Using an Accelerated Aging Model and an Optimised Proteomic Approach to Identify Extracellular Vesicle-Associated Proteins in Inflammaging

Abstract

Senescent cells contribute to inflammaging through the senescence-associated secretory phenotype (SASP). While the SASP has traditionally been identified by the release of soluble protein factors such as cytokines, extracellular vesicles (EVs) have recently emerged as important components of the SASP due to their cargo of diverse bioactive molecules. Individuals with early or accelerated aging often exhibit an increased burden of senescent cells. Hutchinson-Gilford Progeria Syndrome (HGPS), a rare and fatal genetic disorder, serves as a valuable model for studying accelerated biological aging and has played a pivotal role in elucidating SASP mechanisms. However, the composition and functional roles of EVs in HGPS remain poorly understood.

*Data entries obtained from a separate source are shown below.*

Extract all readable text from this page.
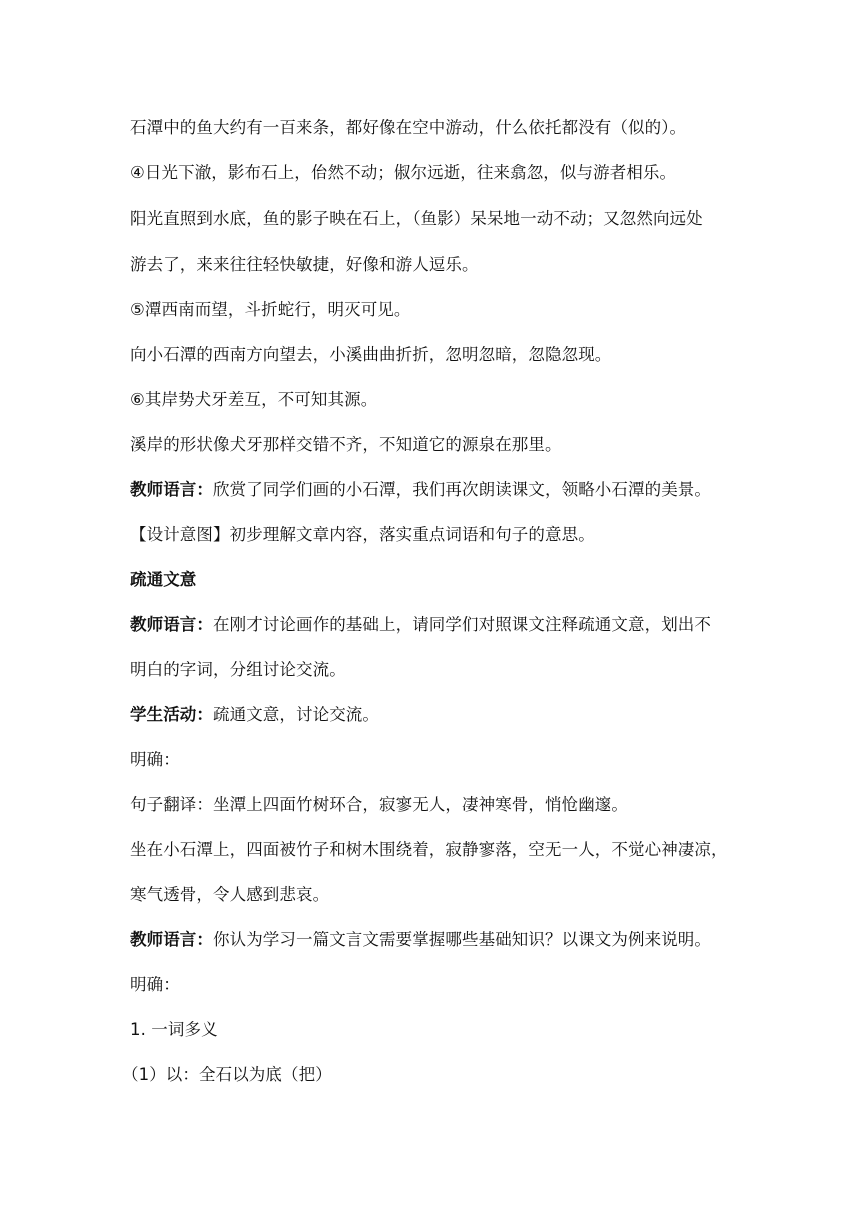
石潭中的鱼大约有一百来条，都好像在空中游动，什么依托都没有（似的）。
④日光下澈，影布石上，佁然不动；俶尔远逝，往来翕忽，似与游者相乐。
阳光直照到水底，鱼的影子映在石上，（鱼影）呆呆地一动不动；又忽然向远处
游去了，来来往往轻快敏捷，好像和游人逗乐。
⑤潭西南而望，斗折蛇行，明灭可见。
向小石潭的西南方向望去，小溪曲曲折折，忽明忽暗，忽隐忽现。
⑥其岸势犬牙差互，不可知其源。
溪岸的形状像犬牙那样交错不齐，不知道它的源泉在那里。
教师语言：欣赏了同学们画的小石潭，我们再次朗读课文，领略小石潭的美景。
【设计意图】初步理解文章内容，落实重点词语和句子的意思。
疏通文意
教师语言：在刚才讨论画作的基础上，请同学们对照课文注释疏通文意，划出不
明白的字词，分组讨论交流。
学生活动：疏通文意，讨论交流。
明确：
句子翻译：坐潭上四面竹树环合，寂寥无人，凄神寒骨，悄怆幽邃。
坐在小石潭上，四面被竹子和树木围绕着，寂静寥落，空无一人，不觉心神凄凉，
寒气透骨，令人感到悲哀。
教师语言：你认为学习一篇文言文需要掌握哪些基础知识？以课文为例来说明。
明确：
1. 一词多义
（1）以：全石以为底（把）
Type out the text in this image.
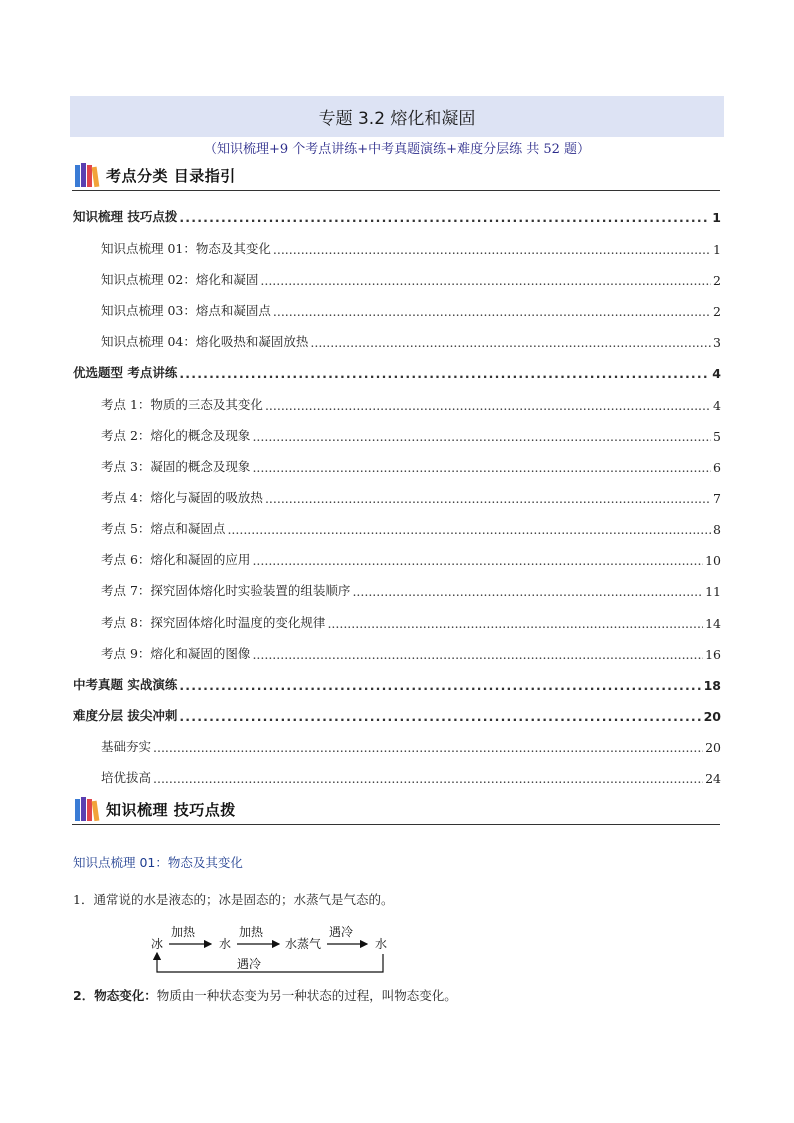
专题 3.2 熔化和凝固
（知识梳理+9 个考点讲练+中考真题演练+难度分层练 共 52 题）
考点分类 目录指引
知识梳理 技巧点拨 .....	1
知识点梳理 01：物态及其变化 .....	1
知识点梳理 02：熔化和凝固 .....	2
知识点梳理 03：熔点和凝固点 .....	2
知识点梳理 04：熔化吸热和凝固放热 .....	3
优选题型 考点讲练 .....	4
考点 1：物质的三态及其变化 .....	4
考点 2：熔化的概念及现象 .....	5
考点 3：凝固的概念及现象 .....	6
考点 4：熔化与凝固的吸放热 .....	7
考点 5：熔点和凝固点 .....	8
考点 6：熔化和凝固的应用 .....	10
考点 7：探究固体熔化时实验装置的组装顺序 .....	11
考点 8：探究固体熔化时温度的变化规律 .....	14
考点 9：熔化和凝固的图像 .....	16
中考真题 实战演练 .....	18
难度分层 拔尖冲刺 .....	20
基础夯实 .....	20
培优拔高 .....	24
知识梳理 技巧点拨
知识点梳理 01：物态及其变化
1．通常说的水是液态的；冰是固态的；水蒸气是气态的。
冰
加热
水
加热
水蒸气
遇冷
水
遇冷
2．物态变化：物质由一种状态变为另一种状态的过程，叫物态变化。
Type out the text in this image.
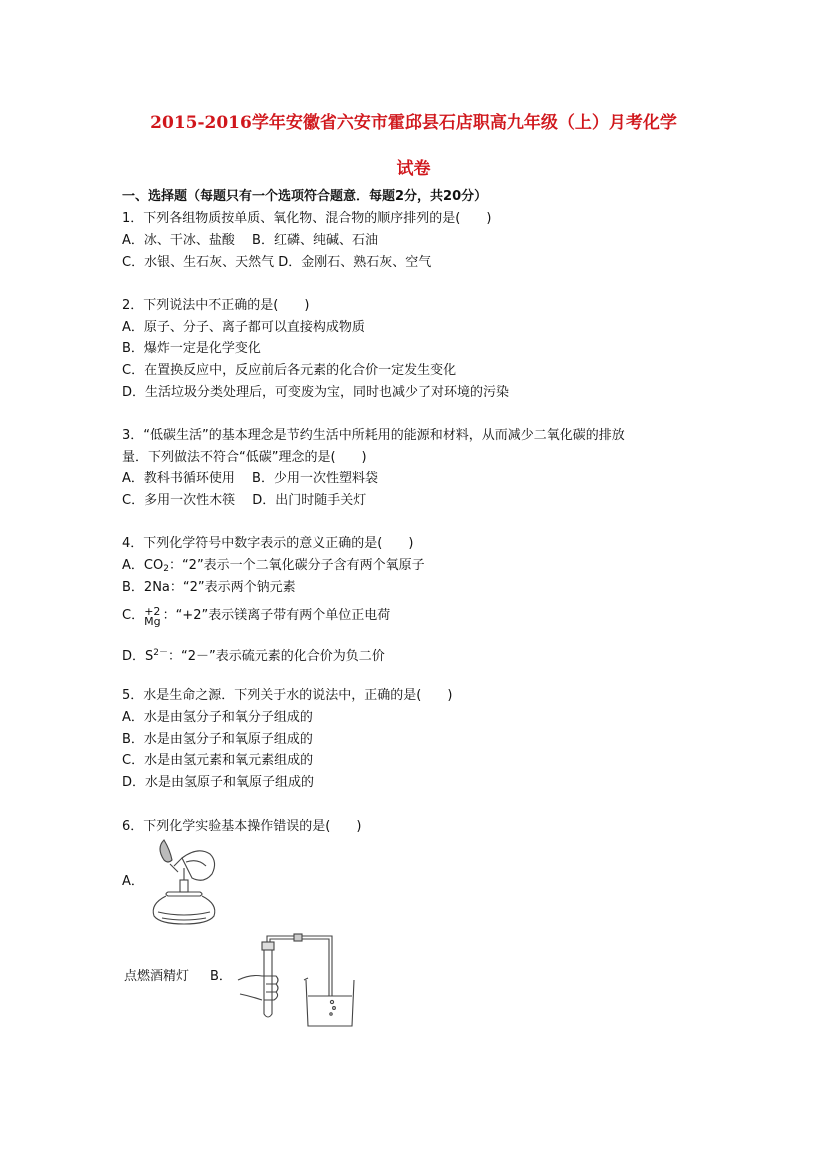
2015-2016学年安徽省六安市霍邱县石店职高九年级（上）月考化学
试卷
一、选择题（每题只有一个选项符合题意．每题2分，共20分）
1．下列各组物质按单质、氧化物、混合物的顺序排列的是(　　)
A．冰、干冰、盐酸　 B．红磷、纯碱、石油
C．水银、生石灰、天然气 D．金刚石、熟石灰、空气
2．下列说法中不正确的是(　　)
A．原子、分子、离子都可以直接构成物质
B．爆炸一定是化学变化
C．在置换反应中，反应前后各元素的化合价一定发生变化
D．生活垃圾分类处理后，可变废为宝，同时也减少了对环境的污染
3．“低碳生活”的基本理念是节约生活中所耗用的能源和材料，从而减少二氧化碳的排放
量．下列做法不符合“低碳”理念的是(　　)
A．教科书循环使用　 B．少用一次性塑料袋
C．多用一次性木筷　 D．出门时随手关灯
4．下列化学符号中数字表示的意义正确的是(　　)
A．$CO_2$：“2”表示一个二氧化碳分子含有两个氧原子
B．2Na：“2”表示两个钠元素
C． +2
Mg ：“+2”表示镁离子带有两个单位正电荷
D．$S^{2-}$：“2－”表示硫元素的化合价为负二价
5．水是生命之源．下列关于水的说法中，正确的是(　　)
A．水是由氢分子和氧分子组成的
B．水是由氢分子和氧原子组成的
C．水是由氢元素和氧元素组成的
D．水是由氢原子和氧原子组成的
6．下列化学实验基本操作错误的是(　　)
A．
点燃酒精灯 B．
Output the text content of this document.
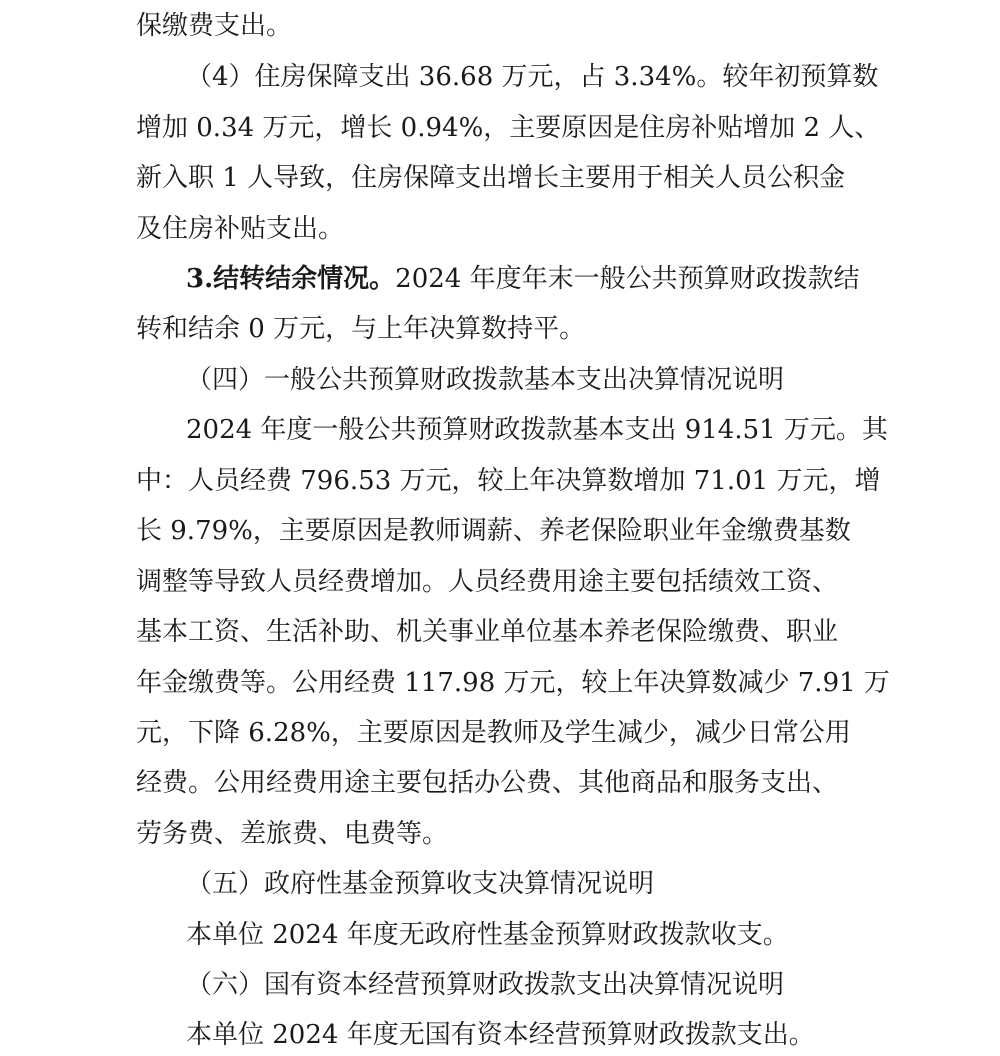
保缴费支出。
（4）住房保障支出 36.68 万元，占 3.34%。较年初预算数
增加 0.34 万元，增长 0.94%，主要原因是住房补贴增加 2 人、
新入职 1 人导致，住房保障支出增长主要用于相关人员公积金
及住房补贴支出。
3.结转结余情况。2024 年度年末一般公共预算财政拨款结
转和结余 0 万元，与上年决算数持平。
（四）一般公共预算财政拨款基本支出决算情况说明
2024 年度一般公共预算财政拨款基本支出 914.51 万元。其
中：人员经费 796.53 万元，较上年决算数增加 71.01 万元，增
长 9.79%，主要原因是教师调薪、养老保险职业年金缴费基数
调整等导致人员经费增加。人员经费用途主要包括绩效工资、
基本工资、生活补助、机关事业单位基本养老保险缴费、职业
年金缴费等。公用经费 117.98 万元，较上年决算数减少 7.91 万
元，下降 6.28%，主要原因是教师及学生减少，减少日常公用
经费。公用经费用途主要包括办公费、其他商品和服务支出、
劳务费、差旅费、电费等。
（五）政府性基金预算收支决算情况说明
本单位 2024 年度无政府性基金预算财政拨款收支。
（六）国有资本经营预算财政拨款支出决算情况说明
本单位 2024 年度无国有资本经营预算财政拨款支出。
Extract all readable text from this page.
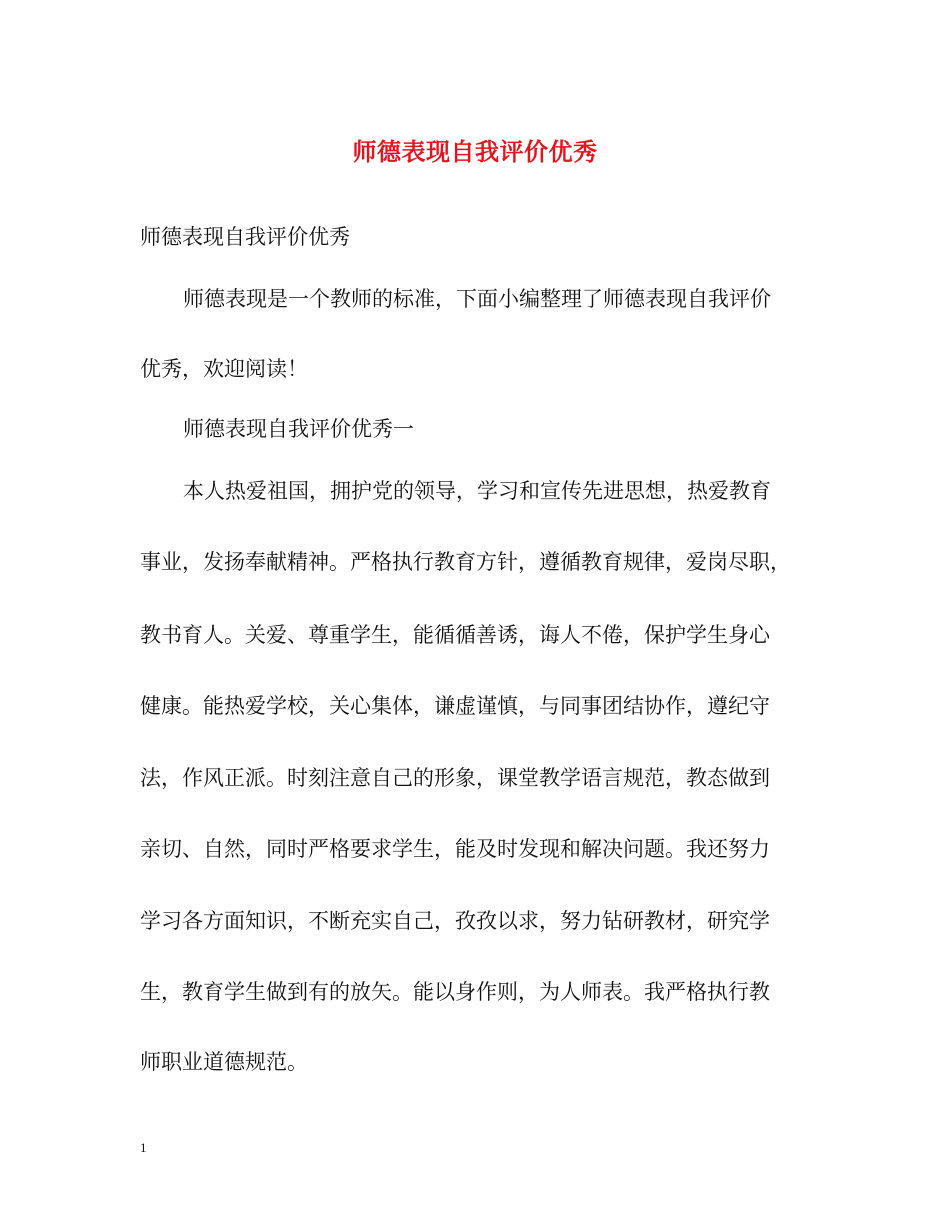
师德表现自我评价优秀
师德表现自我评价优秀
师德表现是一个教师的标准，下面小编整理了师德表现自我评价
优秀，欢迎阅读！
师德表现自我评价优秀一
本人热爱祖国，拥护党的领导，学习和宣传先进思想，热爱教育
事业，发扬奉献精神。严格执行教育方针，遵循教育规律，爱岗尽职，
教书育人。关爱、尊重学生，能循循善诱，诲人不倦，保护学生身心
健康。能热爱学校，关心集体，谦虚谨慎，与同事团结协作，遵纪守
法，作风正派。时刻注意自己的形象，课堂教学语言规范，教态做到
亲切、自然，同时严格要求学生，能及时发现和解决问题。我还努力
学习各方面知识，不断充实自己，孜孜以求，努力钻研教材，研究学
生，教育学生做到有的放矢。能以身作则，为人师表。我严格执行教
师职业道德规范。
1
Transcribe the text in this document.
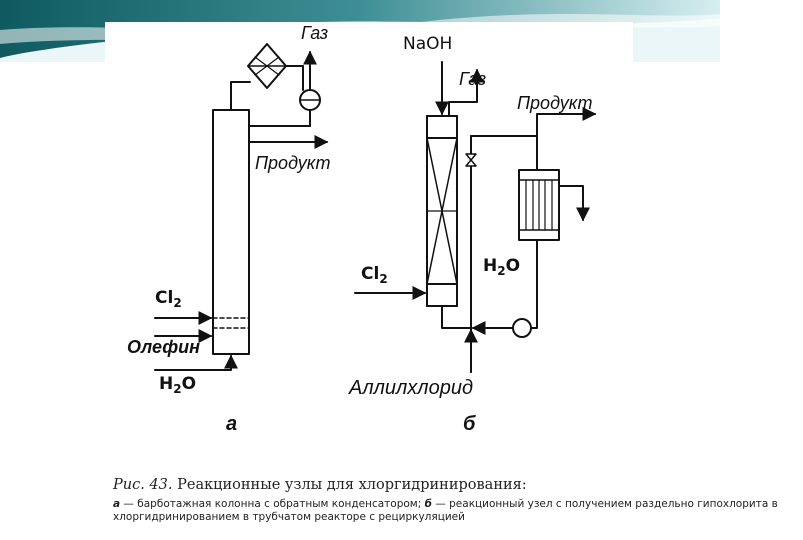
Газ
Продукт
$Cl_2$
Олефин
$H_2O$
а
NaOH
Газ
Продукт
$Cl_2$
$H_2O$
Аллилхлорид
б
Рис. 43. Реакционные узлы для хлоргидринирования:
а — барботажная колонна с обратным конденсатором; б — реакционный узел с получением раздельно гипохлорита в хлоргидринированием в трубчатом реакторе с рециркуляцией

In this study, we optimized a workflow for isolating and characterizing EVs from HGPS fibroblasts cultured in vitro. Using liquid chromatography–tandem mass spectrometry (LC-MS/MS) in the data independent acquisition (DIA) mode, we identified over 1,500 unique proteins in EVs secreted by both HGPS and age-matched healthy control fibroblasts. Among these, we observed significant dysregulation of Major Histocompatibility Complex I (MHC-I) Human Leukocyte Antigen C (HLA-C) in EVs derived from mixed populations of replicating and senescent HGPS fibroblasts, compared to healthy controls. Notably, LNPEP (also known as IRAP), a protein involved in MHC-I antigen loading in endosomes, was upregulated in HGPS fibroblasts. CD9, a canonical EV marker implicated in inflammatory signaling was also upregulated in HGPS-derived EVs.

These findings suggest that EVs may participate in modulating immune responses to senescent cells, potentially contributing to the impaired clearance of senescent cells observed in age-related diseases. Our study provides novel insights into the EV-mediated component of the SASP in HGPS and underscores the broader relevance of EVs in diseases characterized by accelerated aging and cellular senescence.